In 2010, WikiLeaks released US army war logs from Iraq and Afghanistan documenting historic war crimes and exposing the neo-colonial character of the occupations. Towards the end of the year, it published 250,000 US diplomatic cables, revealing the daily intrigues of American imperialism, from coup plots, to interference operations and illegal spying on heads of state and United Nations officials.
As senior US politicians responded by calling for Assange to be jailed, or even assassinated, Labor Prime Minister Julia Gillard joined the chorus. She slanderously declared that the “foundation stone of the WikiLeaks organisation is an illegal act.” This assertion, subsequently contradicted by the AFP, prefigured the US attempts to prosecute Assange for the 2010 publications.
Gillard considered stripping Assange of his Australian passport, in violation of domestic law, and pledged to help the US intelligence agencies in their campaign to destroy WikiLeaks. This stance set the pattern for every government since, which has continued to deny Assange’s rights as an Australian citizen and journalist.
Gillard’s role was not an aberration. It expressed the character of Labor, as one of the preeminent parties of Australian imperialism, fully committed to participating in all US-led wars and military interventions. At the same time, Labor has directly implemented or supported one piece of anti-democratic legislation after another over the past two decades, first on the pretext of the bogus “war on terror,” and more recently as part of a McCarthyite campaign against supposed “foreign interference.”

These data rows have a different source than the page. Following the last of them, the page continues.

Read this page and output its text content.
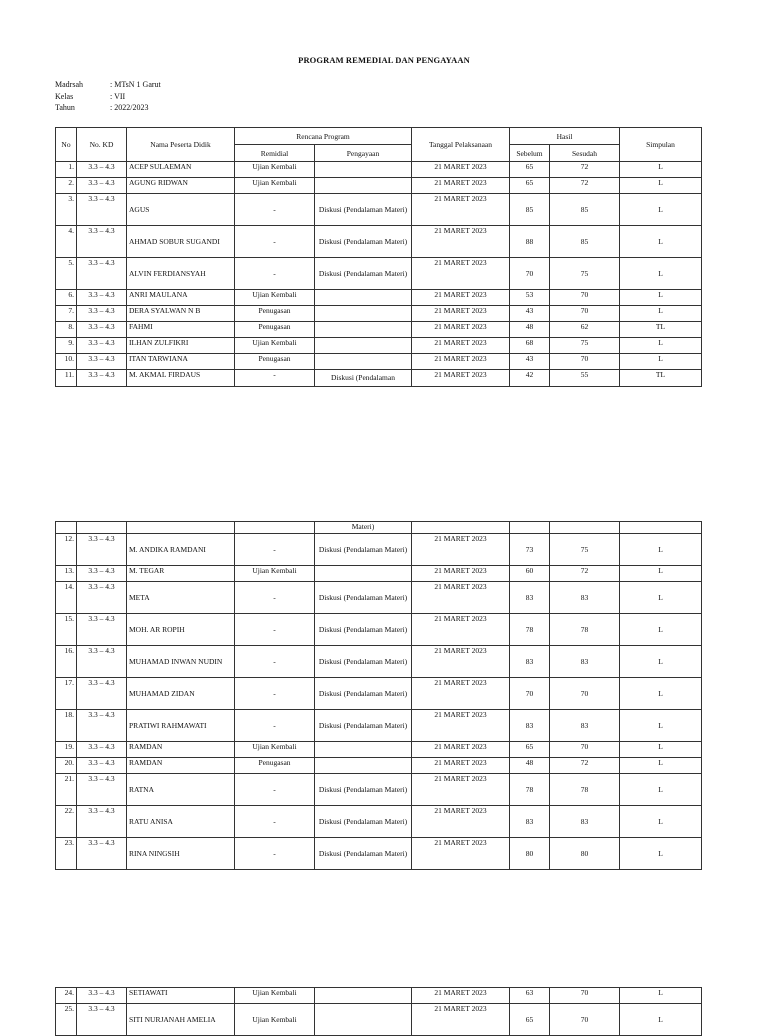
PROGRAM REMEDIAL DAN PENGAYAAN
Madrsah	: MTsN 1 Garut
Kelas	: VII
Tahun	: 2022/2023
No	No. KD	Nama Peserta Didik	Rencana Program		Tanggal Pelaksanaan	Hasil		Simpulan
			Remidial	Pengayaan		Sebelum	Sesudah	
1.	3.3 – 4.3	ACEP SULAEMAN	Ujian Kembali		21 MARET 2023	65	72	L
2.	3.3 – 4.3	AGUNG RIDWAN	Ujian Kembali		21 MARET 2023	65	72	L
3.	3.3 – 4.3	AGUS	-	Diskusi (Pendalaman Materi)	21 MARET 2023	85	85	L
4.	3.3 – 4.3	AHMAD SOBUR SUGANDI	-	Diskusi (Pendalaman Materi)	21 MARET 2023	88	85	L
5.	3.3 – 4.3	ALVIN FERDIANSYAH	-	Diskusi (Pendalaman Materi)	21 MARET 2023	70	75	L
6.	3.3 – 4.3	ANRI MAULANA	Ujian Kembali		21 MARET 2023	53	70	L
7.	3.3 – 4.3	DERA SYALWAN N B	Penugasan		21 MARET 2023	43	70	L
8.	3.3 – 4.3	FAHMI	Penugasan		21 MARET 2023	48	62	TL
9.	3.3 – 4.3	ILHAN ZULFIKRI	Ujian Kembali		21 MARET 2023	68	75	L
10.	3.3 – 4.3	ITAN TARWIANA	Penugasan		21 MARET 2023	43	70	L
11.	3.3 – 4.3	M. AKMAL FIRDAUS	-	Diskusi (Pendalaman	21 MARET 2023	42	55	TL
				Materi)				
12.	3.3 – 4.3	M. ANDIKA RAMDANI	-	Diskusi (Pendalaman Materi)	21 MARET 2023	73	75	L
13.	3.3 – 4.3	M. TEGAR	Ujian Kembali		21 MARET 2023	60	72	L
14.	3.3 – 4.3	META	-	Diskusi (Pendalaman Materi)	21 MARET 2023	83	83	L
15.	3.3 – 4.3	MOH. AR ROPIH	-	Diskusi (Pendalaman Materi)	21 MARET 2023	78	78	L
16.	3.3 – 4.3	MUHAMAD INWAN NUDIN	-	Diskusi (Pendalaman Materi)	21 MARET 2023	83	83	L
17.	3.3 – 4.3	MUHAMAD ZIDAN	-	Diskusi (Pendalaman Materi)	21 MARET 2023	70	70	L
18.	3.3 – 4.3	PRATIWI RAHMAWATI	-	Diskusi (Pendalaman Materi)	21 MARET 2023	83	83	L
19.	3.3 – 4.3	RAMDAN	Ujian Kembali		21 MARET 2023	65	70	L
20.	3.3 – 4.3	RAMDAN	Penugasan		21 MARET 2023	48	72	L
21.	3.3 – 4.3	RATNA	-	Diskusi (Pendalaman Materi)	21 MARET 2023	78	78	L
22.	3.3 – 4.3	RATU ANISA	-	Diskusi (Pendalaman Materi)	21 MARET 2023	83	83	L
23.	3.3 – 4.3	RINA NINGSIH	-	Diskusi (Pendalaman Materi)	21 MARET 2023	80	80	L
24.	3.3 – 4.3	SETIAWATI	Ujian Kembali		21 MARET 2023	63	70	L
25.	3.3 – 4.3	SITI NURJANAH AMELIA	Ujian Kembali		21 MARET 2023	65	70	L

Albanese’s refusal to defend Assange has gone hand in hand with his bipartisan support for the Liberal-National government’s right-wing policies, from its pro-business response to the pandemic, to the massive tax cuts for the corporations and the wealthy contained in the last federal budget, to Australia’s escalating role in an aggressive US confrontation with China.
If anything, Albanese has sought to pitch Labor as a more reliable partner for the US administration of President Joseph Biden, as it ramps-up preparations for war directed against Beijing and Moscow.
The experiences of the past decade, and especially of the last two years, since Assange’s expulsion from Ecuador’s London embassy, demonstrate that his freedom will not be secured by fawning over pro-war parties of the political establishment. Such exercises in self-delusion serve only to bolster political forces directly implicated in the abrogation of Assange’s rights, and to politically-neuter the latent support for the WikiLeaks founder.
The fight for Assange’s liberty must be connected to a broader struggle against imperialist war and the turn to authoritarianism. It must orient to the working class, the constituency that defends democratic rights and that is being propelled into struggle against the very governments that are seeking to destroy Assange.